Maybe I am idolising the goal and should set my sights lower? But then, if I am called to follow Jesus, I can’t quite imagine him, settled down, living in a mid terrace, doing a 9 to 5. Not the Jesus of the Gospels anyway. It would not be long before the sinners, the prostitutes and the broken beat a path to his door. If I were his neighbour, I’d want to complain to the council. Yet, maybe I am more like Christ than I realise and it is just that the people around me are hard hearted. I can imagine my wife’s response to that. There again, maybe I should just repent of my sloth and rebellion: Dust and ashes, and all that. Yet, is this even a possible goal? So many options. Maybe I just need to see a doctor and get a life.
However, I cannot write a theological narrative and just move on. Theology is nothing unless it means something and this gap must be faced. I must allow myself to be nailed to its uncomfortable truth until it becomes my reality, or until I hear God.

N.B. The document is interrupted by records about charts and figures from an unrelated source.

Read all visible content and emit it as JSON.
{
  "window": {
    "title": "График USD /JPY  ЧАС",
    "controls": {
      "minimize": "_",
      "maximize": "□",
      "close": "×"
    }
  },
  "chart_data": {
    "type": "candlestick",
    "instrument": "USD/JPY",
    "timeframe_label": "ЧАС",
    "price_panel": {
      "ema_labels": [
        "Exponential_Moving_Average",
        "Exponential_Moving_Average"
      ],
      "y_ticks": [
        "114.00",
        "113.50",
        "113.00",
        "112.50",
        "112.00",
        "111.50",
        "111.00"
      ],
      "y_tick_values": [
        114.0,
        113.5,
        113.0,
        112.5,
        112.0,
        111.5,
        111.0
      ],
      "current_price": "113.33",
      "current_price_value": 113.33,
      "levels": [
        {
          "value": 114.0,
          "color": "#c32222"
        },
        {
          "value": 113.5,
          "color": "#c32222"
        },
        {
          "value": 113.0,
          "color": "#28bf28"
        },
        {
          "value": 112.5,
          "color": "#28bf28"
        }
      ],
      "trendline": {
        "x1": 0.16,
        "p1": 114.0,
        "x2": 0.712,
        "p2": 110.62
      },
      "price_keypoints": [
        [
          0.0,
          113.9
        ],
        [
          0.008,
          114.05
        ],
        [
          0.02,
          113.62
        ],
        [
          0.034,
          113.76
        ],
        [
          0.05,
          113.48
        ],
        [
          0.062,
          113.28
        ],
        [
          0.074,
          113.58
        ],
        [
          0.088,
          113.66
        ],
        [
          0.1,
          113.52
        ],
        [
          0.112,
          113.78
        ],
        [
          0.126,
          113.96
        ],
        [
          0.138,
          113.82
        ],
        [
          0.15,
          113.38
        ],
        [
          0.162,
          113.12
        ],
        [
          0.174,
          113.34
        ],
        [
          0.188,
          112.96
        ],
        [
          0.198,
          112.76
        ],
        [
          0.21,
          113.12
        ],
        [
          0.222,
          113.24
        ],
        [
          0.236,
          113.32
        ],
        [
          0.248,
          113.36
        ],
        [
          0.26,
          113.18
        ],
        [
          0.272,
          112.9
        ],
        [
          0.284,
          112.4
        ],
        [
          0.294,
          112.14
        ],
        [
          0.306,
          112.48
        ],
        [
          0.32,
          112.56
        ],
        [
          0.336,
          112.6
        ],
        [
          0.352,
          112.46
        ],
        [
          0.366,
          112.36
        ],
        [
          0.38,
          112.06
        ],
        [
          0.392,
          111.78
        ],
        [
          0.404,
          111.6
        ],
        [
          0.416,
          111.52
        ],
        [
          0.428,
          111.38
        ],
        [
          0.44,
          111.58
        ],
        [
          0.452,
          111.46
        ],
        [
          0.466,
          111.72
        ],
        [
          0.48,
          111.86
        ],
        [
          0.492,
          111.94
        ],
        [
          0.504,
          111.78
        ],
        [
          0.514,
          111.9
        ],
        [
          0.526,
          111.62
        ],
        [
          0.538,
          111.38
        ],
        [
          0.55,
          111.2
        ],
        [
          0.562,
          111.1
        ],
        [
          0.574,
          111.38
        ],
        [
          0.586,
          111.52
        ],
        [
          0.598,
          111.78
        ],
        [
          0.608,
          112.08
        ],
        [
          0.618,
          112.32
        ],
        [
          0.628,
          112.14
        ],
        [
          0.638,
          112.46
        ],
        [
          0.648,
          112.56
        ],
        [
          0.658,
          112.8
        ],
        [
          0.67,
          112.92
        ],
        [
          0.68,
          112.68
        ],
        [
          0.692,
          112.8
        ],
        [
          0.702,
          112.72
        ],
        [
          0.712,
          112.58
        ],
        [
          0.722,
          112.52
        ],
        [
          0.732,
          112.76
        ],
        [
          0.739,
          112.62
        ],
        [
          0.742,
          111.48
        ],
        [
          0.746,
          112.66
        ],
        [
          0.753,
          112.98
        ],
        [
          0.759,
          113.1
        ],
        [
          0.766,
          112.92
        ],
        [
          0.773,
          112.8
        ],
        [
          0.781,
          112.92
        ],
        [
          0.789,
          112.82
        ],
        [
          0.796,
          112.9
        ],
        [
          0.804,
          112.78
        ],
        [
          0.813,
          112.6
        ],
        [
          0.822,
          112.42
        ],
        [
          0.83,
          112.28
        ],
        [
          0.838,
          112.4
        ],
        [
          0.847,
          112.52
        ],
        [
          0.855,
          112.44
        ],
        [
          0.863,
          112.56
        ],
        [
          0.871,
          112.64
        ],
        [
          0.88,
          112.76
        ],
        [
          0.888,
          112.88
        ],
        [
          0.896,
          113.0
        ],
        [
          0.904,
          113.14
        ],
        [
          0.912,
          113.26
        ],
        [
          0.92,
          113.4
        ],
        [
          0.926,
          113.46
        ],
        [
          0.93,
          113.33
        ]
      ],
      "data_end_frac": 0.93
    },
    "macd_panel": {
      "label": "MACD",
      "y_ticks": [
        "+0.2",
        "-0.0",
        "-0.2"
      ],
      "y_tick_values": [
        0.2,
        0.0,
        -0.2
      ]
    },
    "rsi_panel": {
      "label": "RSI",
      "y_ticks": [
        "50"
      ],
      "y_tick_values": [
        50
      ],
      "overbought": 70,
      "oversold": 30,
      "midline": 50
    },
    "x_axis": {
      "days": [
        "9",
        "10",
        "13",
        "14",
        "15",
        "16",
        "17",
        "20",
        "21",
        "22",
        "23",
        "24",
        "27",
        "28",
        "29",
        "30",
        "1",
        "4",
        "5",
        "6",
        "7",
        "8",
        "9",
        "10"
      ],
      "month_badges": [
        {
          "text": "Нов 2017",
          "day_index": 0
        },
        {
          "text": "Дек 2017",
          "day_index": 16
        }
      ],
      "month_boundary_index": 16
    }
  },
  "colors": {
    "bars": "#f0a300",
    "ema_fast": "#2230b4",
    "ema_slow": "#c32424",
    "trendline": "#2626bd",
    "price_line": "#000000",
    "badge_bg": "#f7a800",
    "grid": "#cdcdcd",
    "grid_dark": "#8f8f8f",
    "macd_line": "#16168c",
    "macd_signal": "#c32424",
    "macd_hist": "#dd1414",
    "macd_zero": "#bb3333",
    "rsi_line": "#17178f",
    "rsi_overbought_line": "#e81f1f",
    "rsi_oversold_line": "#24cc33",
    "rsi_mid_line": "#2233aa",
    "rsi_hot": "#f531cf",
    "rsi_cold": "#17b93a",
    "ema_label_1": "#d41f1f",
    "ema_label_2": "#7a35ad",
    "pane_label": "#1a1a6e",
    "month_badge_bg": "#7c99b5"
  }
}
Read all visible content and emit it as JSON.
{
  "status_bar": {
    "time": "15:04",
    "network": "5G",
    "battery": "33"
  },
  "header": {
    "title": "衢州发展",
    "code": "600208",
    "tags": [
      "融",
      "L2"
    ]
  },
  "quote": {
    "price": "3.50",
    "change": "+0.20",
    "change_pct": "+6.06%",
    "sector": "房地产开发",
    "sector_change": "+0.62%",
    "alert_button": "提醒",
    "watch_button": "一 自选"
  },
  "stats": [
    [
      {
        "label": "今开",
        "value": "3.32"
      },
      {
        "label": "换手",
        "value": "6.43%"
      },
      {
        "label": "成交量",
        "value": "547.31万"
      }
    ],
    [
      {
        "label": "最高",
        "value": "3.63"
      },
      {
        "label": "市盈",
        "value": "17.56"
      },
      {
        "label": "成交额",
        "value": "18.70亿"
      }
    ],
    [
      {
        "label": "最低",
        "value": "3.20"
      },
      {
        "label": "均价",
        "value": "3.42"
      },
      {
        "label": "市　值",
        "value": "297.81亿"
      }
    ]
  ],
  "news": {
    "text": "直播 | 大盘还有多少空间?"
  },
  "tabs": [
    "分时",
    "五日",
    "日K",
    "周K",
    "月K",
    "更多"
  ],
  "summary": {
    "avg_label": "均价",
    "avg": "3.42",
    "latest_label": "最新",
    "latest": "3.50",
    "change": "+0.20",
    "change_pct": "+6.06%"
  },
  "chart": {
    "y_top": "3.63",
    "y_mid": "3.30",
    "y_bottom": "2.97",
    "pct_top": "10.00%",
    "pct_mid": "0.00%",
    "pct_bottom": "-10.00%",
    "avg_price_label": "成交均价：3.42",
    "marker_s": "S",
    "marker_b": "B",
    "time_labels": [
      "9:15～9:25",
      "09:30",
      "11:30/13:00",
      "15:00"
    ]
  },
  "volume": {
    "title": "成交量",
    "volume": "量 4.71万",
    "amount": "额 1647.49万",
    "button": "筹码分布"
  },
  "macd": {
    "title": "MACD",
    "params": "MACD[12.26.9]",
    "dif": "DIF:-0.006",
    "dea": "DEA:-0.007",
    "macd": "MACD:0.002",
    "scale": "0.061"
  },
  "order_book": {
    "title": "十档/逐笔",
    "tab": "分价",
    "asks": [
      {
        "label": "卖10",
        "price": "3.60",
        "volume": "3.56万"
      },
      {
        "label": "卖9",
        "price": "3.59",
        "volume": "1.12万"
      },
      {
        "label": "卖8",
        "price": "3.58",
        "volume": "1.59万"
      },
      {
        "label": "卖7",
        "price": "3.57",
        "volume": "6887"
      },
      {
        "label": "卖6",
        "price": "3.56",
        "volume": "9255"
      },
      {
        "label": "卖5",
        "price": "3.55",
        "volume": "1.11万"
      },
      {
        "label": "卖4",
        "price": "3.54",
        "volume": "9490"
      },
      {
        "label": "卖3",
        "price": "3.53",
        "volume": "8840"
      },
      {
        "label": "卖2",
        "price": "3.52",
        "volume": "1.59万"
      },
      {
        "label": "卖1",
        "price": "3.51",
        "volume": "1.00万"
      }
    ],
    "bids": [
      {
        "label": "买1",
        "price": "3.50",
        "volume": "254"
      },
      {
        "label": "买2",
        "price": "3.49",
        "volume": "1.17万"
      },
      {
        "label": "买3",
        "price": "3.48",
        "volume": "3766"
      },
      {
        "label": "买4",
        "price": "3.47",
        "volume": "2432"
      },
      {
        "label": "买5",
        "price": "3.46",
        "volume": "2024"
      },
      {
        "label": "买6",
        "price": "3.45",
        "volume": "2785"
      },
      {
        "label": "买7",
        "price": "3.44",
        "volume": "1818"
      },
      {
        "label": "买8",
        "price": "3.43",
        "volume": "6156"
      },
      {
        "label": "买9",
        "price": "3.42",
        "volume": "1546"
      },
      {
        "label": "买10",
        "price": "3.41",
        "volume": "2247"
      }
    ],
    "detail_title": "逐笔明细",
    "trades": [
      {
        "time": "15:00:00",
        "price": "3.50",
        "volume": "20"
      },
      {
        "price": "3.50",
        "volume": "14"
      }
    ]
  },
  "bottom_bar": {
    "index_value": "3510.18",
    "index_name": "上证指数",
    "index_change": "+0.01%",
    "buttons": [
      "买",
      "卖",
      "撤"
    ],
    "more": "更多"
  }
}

We can look back on history and see that we are not alone in our failure to bear witness to our God of love, yet this is no excuse. It is not an excuse, but perhaps a lesson, a lesson it has taken us nearly two thousand years to learn: We cannot close the gap, for it is not in our power – and never has been. Something the first disciples knew, but somehow never quite passed on. We tried too hard. We shouldn’t have tried at all. The first disciples knew they could not do it. Peter tried, and learned when the cock crowed the third time. Saul tried, and learned on the Damascus road, becoming Paul. All that effort, all that determination, amounts to nothing. And once we know we can do nothing, we release God to do everything. For this is also what the first disciples knew: nothing is impossible, and that one day the church will have made herself ready. A day that is getting closer, for, without doubt, God is today wooing his church back. The hour has not past, and now may even be the time – the time to end the gap.